The two models are to be analyzed on the basis of
- the error distance probabilities
- $${\rm Pr}(a = k) = (1-p)^{k-1}\cdot p \hspace{0.05cm},$$
- the error distance distribution
- $$V_a(k) = {\rm Pr}(a \ge k) = (1-p)^{k-1}\hspace{0.05cm},$$
- the error correlation function
- $$\varphi_{e}(k) \hspace{-0.1cm} \ = \ \hspace{-0.1cm} {\rm E}\big[e_{\nu} \cdot e_{\nu + k}\big] \ \ = \ \ \left\{ \begin{array}{c} p \\ p^2 \end{array} \right.\quad \begin{array}{*{1}c} f{\rm or }\hspace{0.15cm}k = 0 \hspace{0.05cm}, \\ f{\rm or }\hspace{0.15cm} k \ne 0 \hspace{0.05cm}.\\ \end{array}$$
Notes:
- The exercise belongs to the chapter "Binary Symmetric Channel (BSC)".
- By counting, we would see that the error sequence of length $N = 1000$ contains exactly $22$ ones.
Questions
Solution
- For the error correlation function and the error distance distribution are valid
- $$\varphi_{e}(k) = \left\{ \begin{array}{c} p \\ p^2 \end{array} \right.\quad \begin{array}{*{1}c} f{\rm or }\hspace{0.15cm}k = 0 \hspace{0.05cm}, \\ f{\rm or }\hspace{0.15cm} k \ne 0 \hspace{0.05cm},\\ \end{array} \hspace{0.4cm}V_a(k) = (1-p)^{k-1}\hspace{0.05cm}.$$
- $p$ can be determined from all the given characteristics, except $V_a(k = 1)$. This EDD value is independent of $p$ equal to $(1–p)^0 = 1$.
- Therefore, the solutions 1, 2, 4 and 5 are correct.
(2) The relative error frequency of the given sequence is equal to $h_{\rm F} = 22/1000 \approx 0.022$.
- It is quite obvious that the error sequence was generated by the model $M_2$ ⇒ $p_{\rm M} = 0.02$.
- Because of the short sequence, $h_{\rm F}$ does not match $p_{\rm M}$ exactly, but at least approximates ⇒ solution 2.

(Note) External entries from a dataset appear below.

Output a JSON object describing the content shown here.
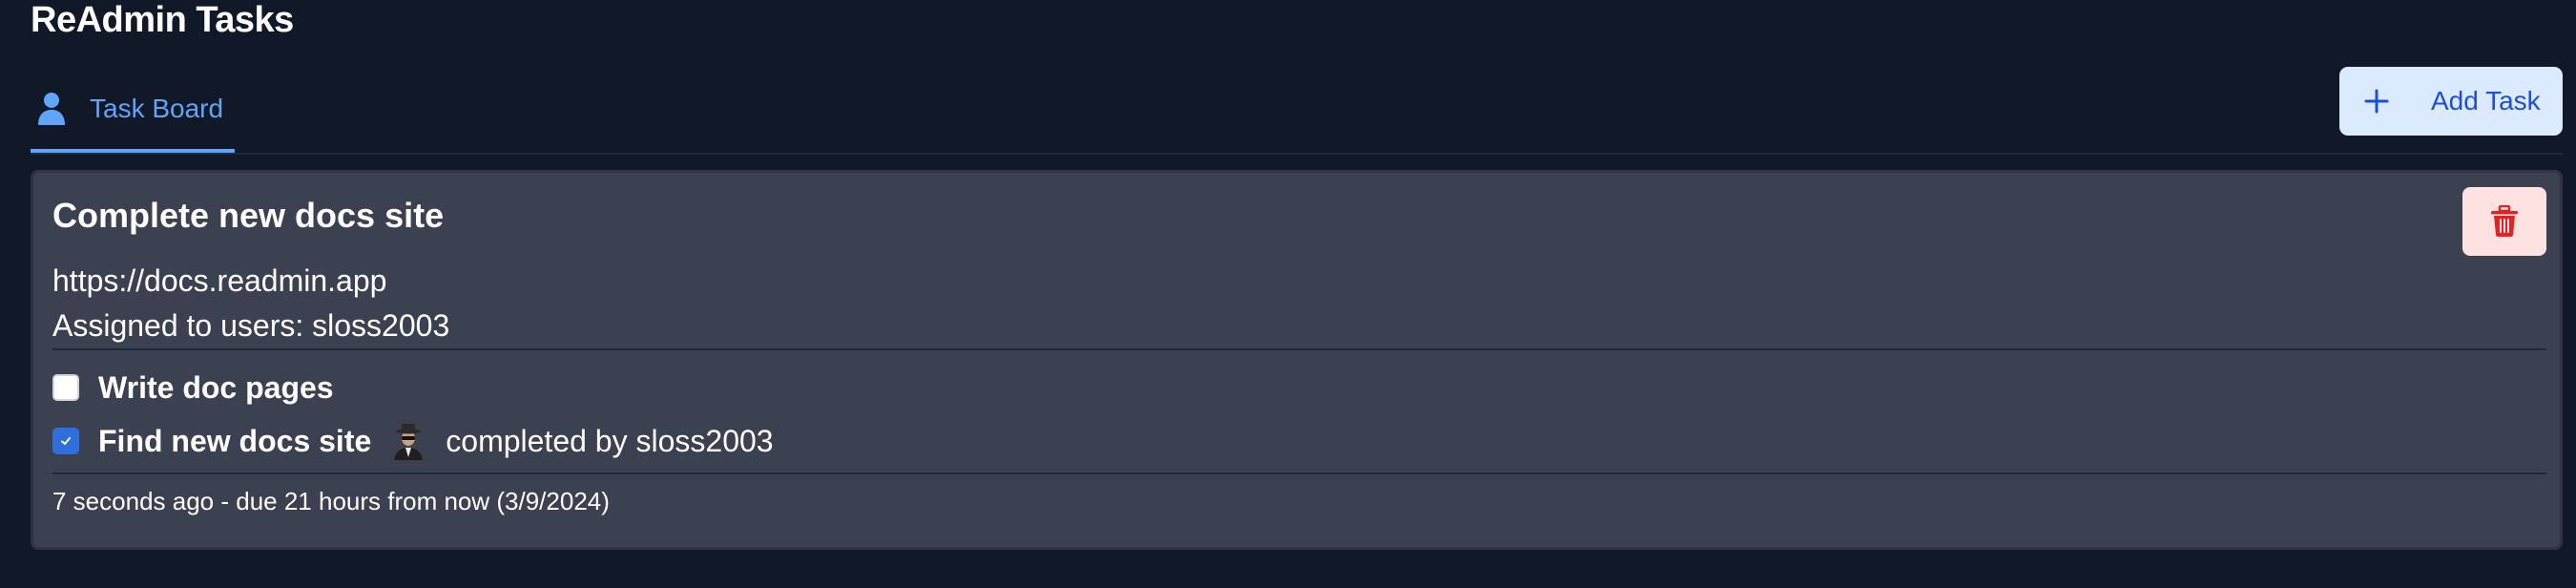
{
  "app": {
    "title": "ReAdmin Tasks"
  },
  "tabs": [
    {
      "label": "Task Board",
      "icon": "user-icon",
      "active": true
    }
  ],
  "toolbar": {
    "add_task_label": "Add Task",
    "add_task_icon": "plus-icon"
  },
  "task": {
    "title": "Complete new docs site",
    "url": "https://docs.readmin.app",
    "assigned": "Assigned to users: sloss2003",
    "delete_icon": "trash-icon",
    "subtasks": [
      {
        "label": "Write doc pages",
        "checked": false
      },
      {
        "label": "Find new docs site",
        "checked": true,
        "completed_by": "completed by sloss2003",
        "avatar_icon": "user-avatar"
      }
    ],
    "meta": "7 seconds ago - due 21 hours from now (3/9/2024)"
  },
  "colors": {
    "background": "#111827",
    "card": "#3b4150",
    "accent": "#60a5fa",
    "button_bg": "#dbeafe",
    "button_text": "#1d4ed8",
    "delete_bg": "#fee2e2",
    "delete_icon": "#dc2626",
    "checkbox_checked": "#2f6fdb"
  }
}
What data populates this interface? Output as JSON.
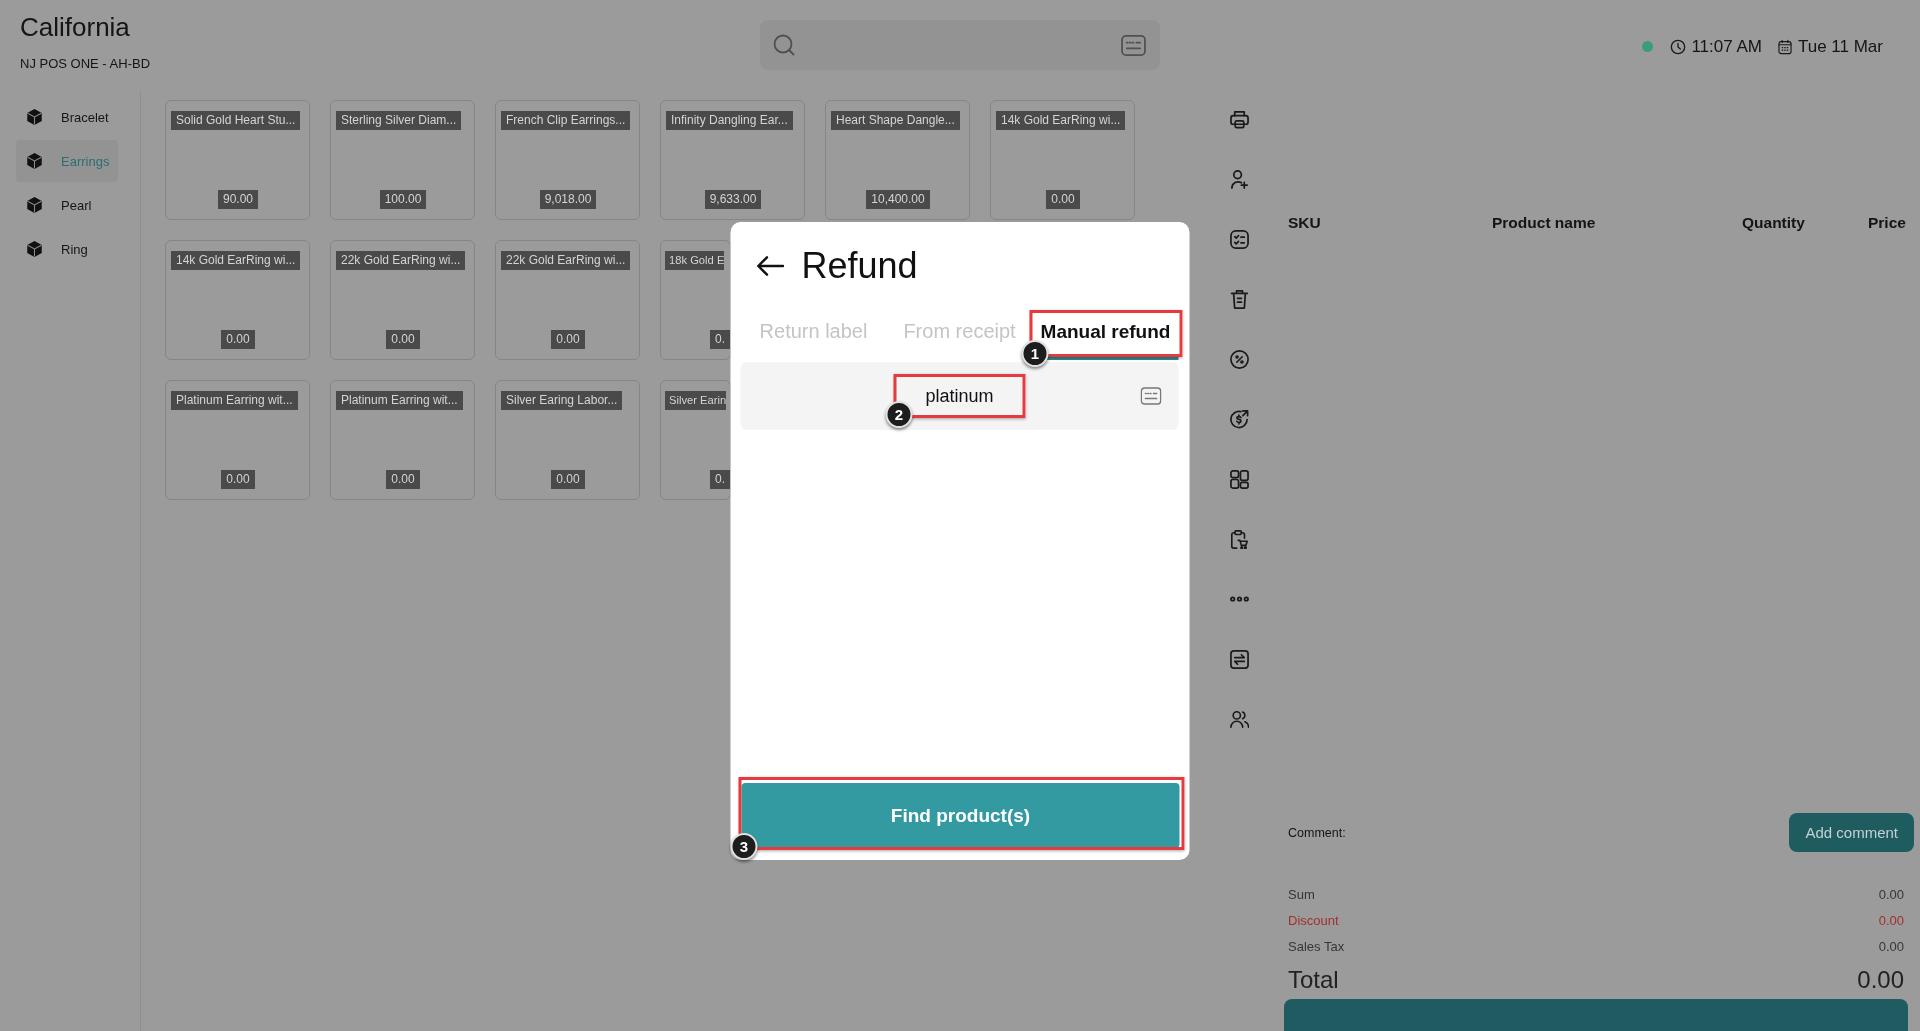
{
  "header": {
    "store": "California",
    "register": "NJ POS ONE - AH-BD"
  },
  "status": {
    "connected": true,
    "time": "11:07 AM",
    "date": "Tue 11 Mar"
  },
  "categories": [
    {
      "label": "Bracelet",
      "selected": false
    },
    {
      "label": "Earrings",
      "selected": true
    },
    {
      "label": "Pearl",
      "selected": false
    },
    {
      "label": "Ring",
      "selected": false
    }
  ],
  "product_grid": {
    "rows": [
      {
        "items": [
          {
            "name": "Solid Gold Heart Stu...",
            "price": "90.00"
          },
          {
            "name": "Sterling Silver Diam...",
            "price": "100.00"
          },
          {
            "name": "French Clip Earrings...",
            "price": "9,018.00"
          },
          {
            "name": "Infinity Dangling Ear...",
            "price": "9,633.00"
          },
          {
            "name": "Heart Shape Dangle...",
            "price": "10,400.00"
          },
          {
            "name": "14k Gold EarRing wi...",
            "price": "0.00"
          }
        ]
      },
      {
        "items": [
          {
            "name": "14k Gold EarRing wi...",
            "price": "0.00"
          },
          {
            "name": "22k Gold EarRing wi...",
            "price": "0.00"
          },
          {
            "name": "22k Gold EarRing wi...",
            "price": "0.00"
          },
          {
            "name": "18k Gold E",
            "price": "0."
          }
        ]
      },
      {
        "items": [
          {
            "name": "Platinum Earring wit...",
            "price": "0.00"
          },
          {
            "name": "Platinum Earring wit...",
            "price": "0.00"
          },
          {
            "name": "Silver Earing Labor...",
            "price": "0.00"
          },
          {
            "name": "Silver Earin",
            "price": "0."
          }
        ]
      }
    ]
  },
  "order_table": {
    "columns": [
      "SKU",
      "Product name",
      "Quantity",
      "Price"
    ]
  },
  "comment": {
    "label": "Comment:",
    "button": "Add comment"
  },
  "summary": [
    {
      "label": "Sum",
      "value": "0.00",
      "kind": "plain"
    },
    {
      "label": "Discount",
      "value": "0.00",
      "kind": "discount"
    },
    {
      "label": "Sales Tax",
      "value": "0.00",
      "kind": "plain"
    }
  ],
  "total": {
    "label": "Total",
    "value": "0.00"
  },
  "dialog": {
    "title": "Refund",
    "tabs": [
      {
        "label": "Return label",
        "selected": false
      },
      {
        "label": "From receipt",
        "selected": false
      },
      {
        "label": "Manual refund",
        "selected": true,
        "callout": "1"
      }
    ],
    "input": {
      "value": "platinum",
      "callout": "2"
    },
    "button": {
      "label": "Find product(s)",
      "callout": "3"
    }
  }
}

(3) The mean error distance – that is, the expected value of the random variable $a$ – is equal to the inverse of the mean error probability ⇒ ${\rm E}\big[a\big] = 1/0.1 \ \underline {= 10}$.
(4) According to the equation ${\rm Pr}(a = k) = (1–p)^{k–1} \cdot p$ we obtain:
- $${\rm Pr}(a = 1) \hspace{0.15cm}\underline {= 0.1}\hspace{0.05cm},$$
- $${\rm Pr}(a = 2) = 0.9 \cdot 0.1 \hspace{0.15cm}\underline {= 0.09}\hspace{0.05cm},$$
- $${\rm Pr}(a = {\rm E}[a]) \hspace{-0.1cm} \ = \ \hspace{-0.1cm} {\rm Pr}(a = 10)= 0.9^9 \cdot 0.1 \hspace{0.15cm}\underline {= 0.0387}\hspace{0.05cm}.$$
(5) From the relation $V_a(k) = (1–p)^{k–1}$ we obtain
- $$V_a(k = 2) \hspace{-0.1cm} \ = \ \hspace{-0.1cm} 0.9^1 \hspace{0.15cm}\underline {= 0.9 } \hspace{0.3cm} \Rightarrow \hspace{0.3cm}{\rm Pr}(a = 1) = V_a(k = 1) - V_a(k = 2) = 0.1\hspace{0.05cm},$$
- $$V_a(k = 10)\hspace{-0.1cm} \ = \ \hspace{-0.1cm} 0.9^9 \hspace{0.15cm}\underline {=0.3874}\hspace{0.05cm},\hspace{0.2cm}V_a(k = 11)= 0.9^{10} \hspace{0.15cm}\underline {=0.3487}.$$
To check in comparison with subtask (4):
- $${\rm Pr}(a = 10) = V_a(k = 10) - V_a(k = 11) = 0.3874 - 0.3487 {= 0.0387}\hspace{0.05cm}.$$